The Attempt at a Solution

no

Since the problem asks how much work was done by OR on the gas, I did not understand why the book's answer is 162 J instead ±81 J that I've found. (sorry my bad english)

Sorry, the correct question on the problem is how much work was done from b to c instead from a to b as it's in the image.

 

[Isaac0427]

Show us how you got your answer, then we can point out what you did wrong. Also, be careful with your units. I don't know all the unit conversions but to use Joules the units for P and V are pascals and meters cubed, not atmospheres and liters.

 

[kent davidge]

Okay.

dW = dV p

In this case we have the initial and final values of V and p. So, W = (V_c - V_b) x 10^-3m³ x (P_c - P_b) x 1.013 x 10⁵Pa, which gives W = 81.04 J.

 

[haruspex]

Okay.

dW = dV p

In this case we have the initial and final values of V and p. So, W = (V_c - V_b) x 10^-3m³ x (P_c - P_b) x 1.013 x 10⁵Pa, which gives W = 81.04 J.

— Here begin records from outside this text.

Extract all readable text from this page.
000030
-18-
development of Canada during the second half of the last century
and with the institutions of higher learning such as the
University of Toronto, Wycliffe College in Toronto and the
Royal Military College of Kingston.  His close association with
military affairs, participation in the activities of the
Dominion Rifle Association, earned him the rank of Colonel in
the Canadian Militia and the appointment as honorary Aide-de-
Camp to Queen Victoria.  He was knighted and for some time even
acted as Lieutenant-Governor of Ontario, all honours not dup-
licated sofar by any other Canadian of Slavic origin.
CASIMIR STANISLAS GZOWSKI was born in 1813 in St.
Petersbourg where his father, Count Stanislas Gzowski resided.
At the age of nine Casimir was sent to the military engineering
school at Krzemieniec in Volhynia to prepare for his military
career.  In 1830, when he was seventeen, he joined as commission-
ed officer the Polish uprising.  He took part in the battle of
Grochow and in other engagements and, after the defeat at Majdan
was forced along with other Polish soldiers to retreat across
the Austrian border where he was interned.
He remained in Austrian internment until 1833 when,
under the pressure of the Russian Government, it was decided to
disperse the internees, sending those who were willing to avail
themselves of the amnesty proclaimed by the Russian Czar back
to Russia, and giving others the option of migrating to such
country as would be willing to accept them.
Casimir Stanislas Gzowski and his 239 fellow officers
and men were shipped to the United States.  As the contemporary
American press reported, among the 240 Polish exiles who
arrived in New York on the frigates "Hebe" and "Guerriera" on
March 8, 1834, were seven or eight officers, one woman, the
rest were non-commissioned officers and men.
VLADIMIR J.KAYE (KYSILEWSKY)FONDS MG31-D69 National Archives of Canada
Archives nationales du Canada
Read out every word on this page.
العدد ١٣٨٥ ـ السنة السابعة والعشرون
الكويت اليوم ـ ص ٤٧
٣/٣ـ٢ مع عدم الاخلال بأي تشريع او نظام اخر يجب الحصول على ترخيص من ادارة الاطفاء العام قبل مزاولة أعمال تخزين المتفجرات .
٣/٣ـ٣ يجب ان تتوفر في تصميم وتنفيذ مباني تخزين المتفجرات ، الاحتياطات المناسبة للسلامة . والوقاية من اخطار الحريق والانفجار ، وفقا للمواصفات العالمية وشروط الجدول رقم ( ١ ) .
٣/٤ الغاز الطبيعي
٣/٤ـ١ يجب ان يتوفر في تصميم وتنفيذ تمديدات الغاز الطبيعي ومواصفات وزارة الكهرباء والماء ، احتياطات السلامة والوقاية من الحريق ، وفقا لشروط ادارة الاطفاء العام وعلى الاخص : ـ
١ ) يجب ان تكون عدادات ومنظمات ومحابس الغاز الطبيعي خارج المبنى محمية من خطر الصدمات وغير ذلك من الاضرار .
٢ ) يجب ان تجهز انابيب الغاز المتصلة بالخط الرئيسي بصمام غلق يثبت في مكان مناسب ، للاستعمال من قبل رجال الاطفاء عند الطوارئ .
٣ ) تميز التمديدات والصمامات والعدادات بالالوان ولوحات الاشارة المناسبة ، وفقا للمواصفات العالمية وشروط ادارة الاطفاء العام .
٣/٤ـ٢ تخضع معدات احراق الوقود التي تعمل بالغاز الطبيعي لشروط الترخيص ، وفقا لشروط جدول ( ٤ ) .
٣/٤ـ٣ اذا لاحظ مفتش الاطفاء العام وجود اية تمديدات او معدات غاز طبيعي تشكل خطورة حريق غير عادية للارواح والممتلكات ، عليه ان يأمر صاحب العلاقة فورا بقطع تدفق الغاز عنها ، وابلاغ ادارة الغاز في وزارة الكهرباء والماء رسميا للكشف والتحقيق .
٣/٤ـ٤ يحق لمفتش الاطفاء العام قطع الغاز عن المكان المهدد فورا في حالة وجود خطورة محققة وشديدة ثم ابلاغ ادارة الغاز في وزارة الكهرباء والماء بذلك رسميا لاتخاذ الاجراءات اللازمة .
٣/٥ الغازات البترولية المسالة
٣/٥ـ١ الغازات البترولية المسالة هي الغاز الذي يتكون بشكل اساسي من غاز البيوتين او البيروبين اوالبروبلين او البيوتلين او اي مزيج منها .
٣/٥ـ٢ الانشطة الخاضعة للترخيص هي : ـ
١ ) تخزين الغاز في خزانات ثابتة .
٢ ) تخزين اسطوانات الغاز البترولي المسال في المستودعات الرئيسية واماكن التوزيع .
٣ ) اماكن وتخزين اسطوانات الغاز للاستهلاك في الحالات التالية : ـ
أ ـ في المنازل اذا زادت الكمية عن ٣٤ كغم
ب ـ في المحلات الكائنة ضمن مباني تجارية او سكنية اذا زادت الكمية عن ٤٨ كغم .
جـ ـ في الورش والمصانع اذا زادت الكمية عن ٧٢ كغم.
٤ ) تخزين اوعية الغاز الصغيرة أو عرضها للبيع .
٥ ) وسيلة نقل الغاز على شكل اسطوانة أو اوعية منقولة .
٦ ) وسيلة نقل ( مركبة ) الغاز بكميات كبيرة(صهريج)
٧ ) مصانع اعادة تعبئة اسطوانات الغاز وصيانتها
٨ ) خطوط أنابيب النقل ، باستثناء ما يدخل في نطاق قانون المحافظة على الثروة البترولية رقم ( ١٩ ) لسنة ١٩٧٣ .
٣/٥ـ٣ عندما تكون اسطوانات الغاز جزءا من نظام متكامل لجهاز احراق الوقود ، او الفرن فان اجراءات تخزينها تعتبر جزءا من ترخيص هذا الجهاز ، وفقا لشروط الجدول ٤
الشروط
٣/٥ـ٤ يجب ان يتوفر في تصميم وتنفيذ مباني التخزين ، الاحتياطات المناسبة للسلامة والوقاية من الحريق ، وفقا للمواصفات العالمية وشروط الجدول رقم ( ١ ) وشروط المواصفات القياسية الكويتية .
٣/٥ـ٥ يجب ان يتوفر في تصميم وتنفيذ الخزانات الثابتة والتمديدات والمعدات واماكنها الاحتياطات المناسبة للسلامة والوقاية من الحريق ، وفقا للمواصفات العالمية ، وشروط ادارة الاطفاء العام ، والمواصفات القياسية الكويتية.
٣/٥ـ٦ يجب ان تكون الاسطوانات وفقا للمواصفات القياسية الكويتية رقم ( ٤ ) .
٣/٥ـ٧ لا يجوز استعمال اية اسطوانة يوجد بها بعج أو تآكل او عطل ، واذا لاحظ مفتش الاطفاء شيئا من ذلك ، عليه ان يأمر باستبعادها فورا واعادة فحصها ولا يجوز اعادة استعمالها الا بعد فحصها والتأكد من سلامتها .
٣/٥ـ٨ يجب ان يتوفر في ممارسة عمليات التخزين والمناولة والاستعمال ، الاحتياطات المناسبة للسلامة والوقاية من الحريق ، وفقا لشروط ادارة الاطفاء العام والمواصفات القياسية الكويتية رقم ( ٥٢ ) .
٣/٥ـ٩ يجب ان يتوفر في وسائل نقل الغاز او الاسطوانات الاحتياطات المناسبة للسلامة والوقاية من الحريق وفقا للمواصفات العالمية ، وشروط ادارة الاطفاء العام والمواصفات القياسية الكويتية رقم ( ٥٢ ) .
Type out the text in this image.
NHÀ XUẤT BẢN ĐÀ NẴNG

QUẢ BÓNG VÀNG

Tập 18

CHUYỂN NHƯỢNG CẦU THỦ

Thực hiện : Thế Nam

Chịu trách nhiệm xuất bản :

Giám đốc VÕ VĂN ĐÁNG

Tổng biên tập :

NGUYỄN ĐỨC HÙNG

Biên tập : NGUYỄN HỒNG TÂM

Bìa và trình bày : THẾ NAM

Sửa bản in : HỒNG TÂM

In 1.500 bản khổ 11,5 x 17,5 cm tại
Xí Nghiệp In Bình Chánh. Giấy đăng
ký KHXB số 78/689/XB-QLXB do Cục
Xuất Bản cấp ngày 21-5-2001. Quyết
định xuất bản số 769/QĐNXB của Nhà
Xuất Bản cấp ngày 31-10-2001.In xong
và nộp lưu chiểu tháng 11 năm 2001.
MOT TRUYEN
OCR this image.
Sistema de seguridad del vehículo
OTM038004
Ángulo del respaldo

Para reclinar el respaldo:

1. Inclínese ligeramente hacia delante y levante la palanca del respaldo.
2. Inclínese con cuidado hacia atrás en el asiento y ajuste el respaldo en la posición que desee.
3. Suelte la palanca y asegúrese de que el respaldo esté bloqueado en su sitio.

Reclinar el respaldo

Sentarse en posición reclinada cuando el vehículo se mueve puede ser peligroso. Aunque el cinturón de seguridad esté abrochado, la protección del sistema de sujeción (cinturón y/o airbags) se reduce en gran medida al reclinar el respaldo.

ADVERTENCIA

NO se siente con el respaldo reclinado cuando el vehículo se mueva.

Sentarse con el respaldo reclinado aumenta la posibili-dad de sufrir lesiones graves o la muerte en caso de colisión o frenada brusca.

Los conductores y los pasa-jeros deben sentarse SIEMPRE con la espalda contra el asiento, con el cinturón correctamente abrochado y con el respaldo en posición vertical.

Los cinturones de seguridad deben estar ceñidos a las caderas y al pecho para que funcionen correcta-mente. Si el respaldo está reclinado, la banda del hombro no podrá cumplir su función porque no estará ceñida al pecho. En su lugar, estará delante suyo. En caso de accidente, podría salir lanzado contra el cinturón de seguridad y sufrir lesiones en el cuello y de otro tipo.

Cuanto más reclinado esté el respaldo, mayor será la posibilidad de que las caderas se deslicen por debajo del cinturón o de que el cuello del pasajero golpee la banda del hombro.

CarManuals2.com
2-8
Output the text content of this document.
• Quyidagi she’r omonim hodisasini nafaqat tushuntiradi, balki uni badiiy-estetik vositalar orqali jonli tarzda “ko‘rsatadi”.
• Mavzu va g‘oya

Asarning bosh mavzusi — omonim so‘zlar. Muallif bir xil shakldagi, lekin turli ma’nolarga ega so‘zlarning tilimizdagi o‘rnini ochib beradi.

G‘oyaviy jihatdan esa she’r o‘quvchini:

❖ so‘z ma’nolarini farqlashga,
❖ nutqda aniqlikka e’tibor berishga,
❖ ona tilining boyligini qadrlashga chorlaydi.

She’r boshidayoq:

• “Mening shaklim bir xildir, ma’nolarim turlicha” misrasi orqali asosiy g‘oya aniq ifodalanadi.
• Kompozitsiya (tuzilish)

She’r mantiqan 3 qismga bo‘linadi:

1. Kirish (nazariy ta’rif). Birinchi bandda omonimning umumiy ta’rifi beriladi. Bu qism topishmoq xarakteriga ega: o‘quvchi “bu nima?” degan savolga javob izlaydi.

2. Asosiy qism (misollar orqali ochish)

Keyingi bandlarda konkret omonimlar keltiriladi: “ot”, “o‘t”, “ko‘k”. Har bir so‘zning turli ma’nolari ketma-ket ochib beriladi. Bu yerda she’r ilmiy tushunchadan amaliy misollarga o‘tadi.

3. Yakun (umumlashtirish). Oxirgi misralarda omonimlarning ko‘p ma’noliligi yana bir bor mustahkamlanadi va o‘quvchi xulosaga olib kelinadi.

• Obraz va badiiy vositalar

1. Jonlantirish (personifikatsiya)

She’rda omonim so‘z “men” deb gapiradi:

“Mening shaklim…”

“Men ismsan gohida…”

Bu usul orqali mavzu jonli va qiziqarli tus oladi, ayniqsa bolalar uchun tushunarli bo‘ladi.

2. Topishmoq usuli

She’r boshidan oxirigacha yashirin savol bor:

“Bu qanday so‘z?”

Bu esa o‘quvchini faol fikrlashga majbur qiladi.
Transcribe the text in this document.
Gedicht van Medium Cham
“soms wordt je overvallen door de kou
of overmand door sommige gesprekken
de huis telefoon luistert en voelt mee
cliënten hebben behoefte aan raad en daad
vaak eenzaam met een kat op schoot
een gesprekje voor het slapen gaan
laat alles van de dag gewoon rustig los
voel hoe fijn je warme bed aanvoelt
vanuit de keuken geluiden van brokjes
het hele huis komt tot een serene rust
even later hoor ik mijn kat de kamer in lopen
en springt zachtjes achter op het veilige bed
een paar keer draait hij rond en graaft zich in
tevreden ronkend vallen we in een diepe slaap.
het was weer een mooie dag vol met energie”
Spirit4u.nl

You have calculated $\Delta V\Delta p$. That is not the same as $\int p.dV$.

 

[kent davidge]

and how can I solve the integral for T?

 

[haruspex]

and how can I solve the integral for T?

In the graph, p is the y ordinate and V the x ordinate. So the integral is equivalent to $\int y.dx$. what's a geometric interpretation of that integral?

 

[kent davidge]

oh yes, I see that and I solve the problem by this way. But I wonder if there's anyway to solve this integral for T using only calculations without the graph. Is there a way?

 

[haruspex]

oh yes, I see that and I solve the problem by this way. But I wonder if there's anyway to solve this integral for T using only calculations without the graph. Is there a way?

Yes, but you first have to turn the graph into an equation relating p to V. Then plug that function into $\int p.dV$.

Edit: When you say you solved the problem that way, are you referring to your solution in post #3? That solution was wrong.

 

[kent davidge]

Ok. Thank you.

 

[Herman Trivilino]

Since the problem asks how much work was done by OR on the gas,

They do not want an answer with a ± sign in front of it. They want a positive number and they want you to determine whether it's "on" or "by".